Using p098_words.txt, a 16K text file containing nearly two-thousand common English words, find all the square anagram word pairs (a palindromic word is NOT considered to be an anagram of itself).

What is the largest square number formed by any member of such a pair?

NOTE: All anagrams formed must be contained in the given text file.

Unfortunately, there are many issues with the submit files that you will have to work through before you can you can obtain the solution to the problem! The code in the Python scripts themselves should be bug-free.

Finding anagrams

The first step in our workflow takes an input file with a list of words (p098_words.txt) and extracts all of the anagrams using the find_anagrams.py script. Naturally, we want to run this as an HTCondor job, so

  1. Submit the accompanying find-anagrams.sub file from the tarball. Try to do this step without looking at materials from yesterday. But if you are stuck, see yesterday’s exercise 1.3.
  2. Resolve any issues that you encounter until the job returns pairs of anagrams as its output.

Once you have satisfactory output, move onto the next section.

Please be polite

Submit hosts are shared resources, so you should clean up after yourself. After you're done troubleshooting held jobs, remove them with the following command:

user@learn $ condor_rm -const 'JobStatus =?= 5' <JOB FILTER>
Where replacing <JOB FILTER> with... Will remove...
Your username (e.g. blin) All of your held jobs
A cluster ID (e.g. 74078) All held jobs matching the given cluster ID
A job ID (e.g. 97932.30) That specific held job

Finding the largest square

The next step of the workflow uses the max_square.py script to find the largest square number, if any, for a given anagram word pair. Let's submit jobs that runs max_square.py for all of the anagram word pairs (i.e. one job per word pair) that you found in the previous section:

  1. Submit the accompanying squares.sub file from the tarball
  2. Resolve any issues that you encounter until you receive output for each job. Note that some jobs may have empty output since not all anagram word pairs are square anagram word pairs.

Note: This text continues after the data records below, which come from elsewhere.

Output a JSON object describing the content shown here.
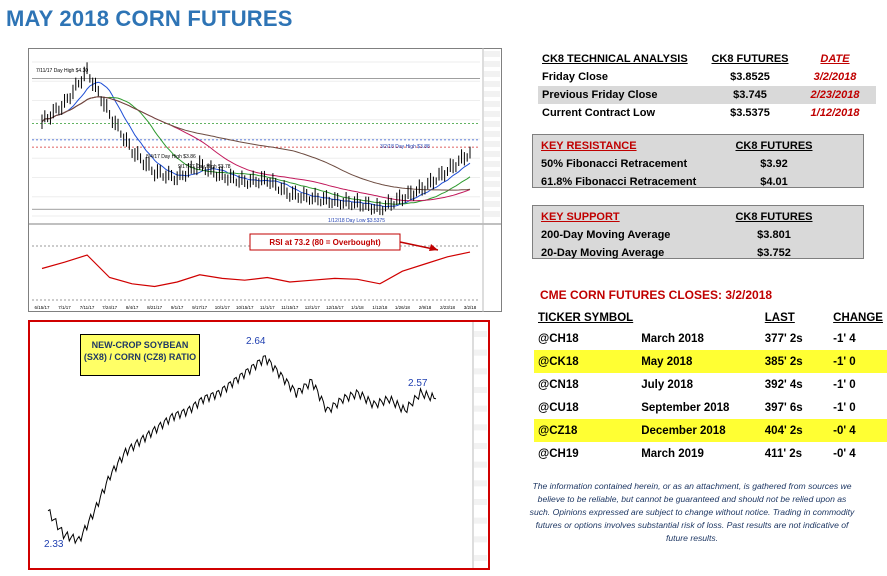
{
  "title": "MAY 2018 CORN FUTURES",
  "colors": {
    "title_blue": "#2e74b5",
    "red": "#c00000",
    "highlight_yellow": "#ffff33",
    "grey_row": "#d9d9d9"
  },
  "tech_table": {
    "headers": [
      "CK8 TECHNICAL ANALYSIS",
      "CK8 FUTURES",
      "DATE"
    ],
    "rows": [
      {
        "label": "Friday Close",
        "value": "$3.8525",
        "date": "3/2/2018"
      },
      {
        "label": "Previous Friday Close",
        "value": "$3.745",
        "date": "2/23/2018"
      },
      {
        "label": "Current Contract Low",
        "value": "$3.5375",
        "date": "1/12/2018"
      }
    ]
  },
  "resistance_table": {
    "headers": [
      "KEY RESISTANCE",
      "CK8 FUTURES"
    ],
    "rows": [
      {
        "label": "50% Fibonacci Retracement",
        "value": "$3.92"
      },
      {
        "label": "61.8% Fibonacci Retracement",
        "value": "$4.01"
      }
    ]
  },
  "support_table": {
    "headers": [
      "KEY SUPPORT",
      "CK8 FUTURES"
    ],
    "rows": [
      {
        "label": "200-Day Moving Average",
        "value": "$3.801"
      },
      {
        "label": "20-Day Moving Average",
        "value": "$3.752"
      }
    ]
  },
  "closes": {
    "title": "CME CORN FUTURES CLOSES:  3/2/2018",
    "headers": [
      "TICKER SYMBOL",
      "",
      "LAST",
      "CHANGE"
    ],
    "rows": [
      {
        "ticker": "@CH18",
        "month": "March 2018",
        "last": "377' 2s",
        "change": "-1' 4",
        "highlight": false
      },
      {
        "ticker": "@CK18",
        "month": "May 2018",
        "last": "385' 2s",
        "change": "-1' 0",
        "highlight": true
      },
      {
        "ticker": "@CN18",
        "month": "July 2018",
        "last": "392' 4s",
        "change": "-1' 0",
        "highlight": false
      },
      {
        "ticker": "@CU18",
        "month": "September 2018",
        "last": "397' 6s",
        "change": "-1' 0",
        "highlight": false
      },
      {
        "ticker": "@CZ18",
        "month": "December 2018",
        "last": "404' 2s",
        "change": "-0' 4",
        "highlight": true
      },
      {
        "ticker": "@CH19",
        "month": "March 2019",
        "last": "411' 2s",
        "change": "-0' 4",
        "highlight": false
      }
    ]
  },
  "disclaimer": "The information contained herein, or as an attachment, is gathered from sources we believe to be reliable, but cannot be guaranteed and should not be relied upon as such. Opinions expressed are subject to change without notice. Trading in commodity futures or options involves substantial risk of loss. Past results are not indicative of future results.",
  "chart_data": [
    {
      "type": "line",
      "annotations": {
        "high": "7/11/17 Day High $4.30",
        "high2": "8/4/17 Day High $3.86",
        "high3": "9/17/17 Day High $3.78",
        "recent_high": "3/2/18 Day High $3.88",
        "low": "1/12/18 Day Low $3.5375",
        "rsi_note": "RSI at 73.2 (80 = Overbought)"
      },
      "x": [
        "6/15/17",
        "7/1/17",
        "7/11/17",
        "7/24/17",
        "8/4/17",
        "8/21/17",
        "9/1/17",
        "9/17/17",
        "10/1/17",
        "10/15/17",
        "11/1/17",
        "11/15/17",
        "12/1/17",
        "12/15/17",
        "1/1/18",
        "1/12/18",
        "1/26/18",
        "2/9/18",
        "2/23/18",
        "3/2/18"
      ],
      "series": [
        {
          "values": [
            4.02,
            4.12,
            4.3,
            4.06,
            3.86,
            3.74,
            3.71,
            3.78,
            3.72,
            3.69,
            3.7,
            3.62,
            3.6,
            3.58,
            3.57,
            3.54,
            3.6,
            3.66,
            3.75,
            3.85
          ]
        }
      ],
      "ylim": [
        3.5,
        4.35
      ],
      "rsi": [
        55,
        62,
        70,
        45,
        38,
        35,
        40,
        48,
        44,
        42,
        45,
        40,
        42,
        44,
        43,
        38,
        52,
        60,
        68,
        73.2
      ],
      "rsi_ylim": [
        20,
        100
      ]
    },
    {
      "type": "line",
      "title": "NEW-CROP SOYBEAN (SX8) / CORN (CZ8) RATIO",
      "labels": {
        "low": "2.33",
        "high": "2.64",
        "last": "2.57"
      },
      "series": [
        {
          "values": [
            2.38,
            2.34,
            2.33,
            2.38,
            2.44,
            2.48,
            2.5,
            2.52,
            2.54,
            2.55,
            2.57,
            2.58,
            2.6,
            2.62,
            2.64,
            2.61,
            2.58,
            2.6,
            2.55,
            2.57,
            2.58,
            2.56,
            2.57,
            2.55,
            2.58,
            2.57
          ]
        }
      ],
      "ylim": [
        2.3,
        2.68
      ]
    }
  ]
}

Next, you can find the largest square among your output by directly using the command line. For example, if all of your job output has been placed in the squares directory and are named square-1.out, square-2.out, etc. then you could run the following command to find the largest square:

user@learn $ cat squares/square-*.out | sort -n | tail -n 1

You can check if you have the right answer with any of the OSG staff or by submitting the answer to Project Euler (requires an account).

Answer Key

There is also a working solution on our web server that can be retrieved with

user@learn $ wget http://proxy.chtc.wisc.edu/SQUID/osgschool19/tues-part1-ex1-key.tar.gz

It contains comments labeled SOLUTION that you can consult in case you get stuck. Like any answer key, it's mainly useful as a verification tool, so try to only use it as a last resort or for detailed explanations to improve your understanding.